Si el barco se iba a pique había que salvarse metiéndose en una de las pequeñas barcas o nadando. Uno se convertía en náufrago, en muchas ocasiones sin la menor idea de dónde se encontraba. Existieron abundantes robinsones españoles que se aclimataron a vivir con los indios no colonizados o que se convirtieron en sus prisioneros.

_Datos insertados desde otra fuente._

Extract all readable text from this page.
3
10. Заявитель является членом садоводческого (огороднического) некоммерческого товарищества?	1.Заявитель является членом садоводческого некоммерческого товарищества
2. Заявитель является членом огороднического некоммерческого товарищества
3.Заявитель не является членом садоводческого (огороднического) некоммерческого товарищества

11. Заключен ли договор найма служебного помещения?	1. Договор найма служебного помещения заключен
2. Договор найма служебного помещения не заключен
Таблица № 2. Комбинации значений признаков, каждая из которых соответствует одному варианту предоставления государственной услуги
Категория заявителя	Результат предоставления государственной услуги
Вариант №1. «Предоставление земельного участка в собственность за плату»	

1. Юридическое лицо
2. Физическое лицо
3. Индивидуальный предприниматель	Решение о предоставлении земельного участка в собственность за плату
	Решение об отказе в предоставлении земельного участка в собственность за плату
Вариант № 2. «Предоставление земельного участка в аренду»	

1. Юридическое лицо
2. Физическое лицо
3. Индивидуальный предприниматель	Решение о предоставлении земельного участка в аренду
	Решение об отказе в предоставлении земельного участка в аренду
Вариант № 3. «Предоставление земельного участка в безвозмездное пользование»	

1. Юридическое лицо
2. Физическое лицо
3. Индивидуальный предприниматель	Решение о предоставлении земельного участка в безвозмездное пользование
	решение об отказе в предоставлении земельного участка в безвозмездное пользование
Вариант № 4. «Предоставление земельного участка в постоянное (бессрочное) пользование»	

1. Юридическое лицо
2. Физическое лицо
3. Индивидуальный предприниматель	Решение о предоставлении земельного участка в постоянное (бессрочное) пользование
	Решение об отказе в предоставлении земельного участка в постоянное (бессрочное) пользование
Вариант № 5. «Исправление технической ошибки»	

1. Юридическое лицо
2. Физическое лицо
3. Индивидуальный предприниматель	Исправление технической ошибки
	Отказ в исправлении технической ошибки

El más famoso de todos esos naufragios fue el de Alvar Núñez Cabeza de Vaca, sevillano de la expedición de Pánfilo de Narváez que deambuló durante siete años por el sureste de los actuales Estados Unidos. Para orientarse y procurar llegar a tierra de cristianos después de tan larga marcha había que tener cierta experiencia de explorador; había que observar todos los indicios de ríos, montañas y tierras, pues si está "clavada a la manera que suele estar tierra donde anda ganado" será tierra poblada por españoles. Habrá que cuidar también la orientación, pues…

"… siempre tuvimos por cierto que yendo la puesta del sol habíamos de hallar lo que deseáramos".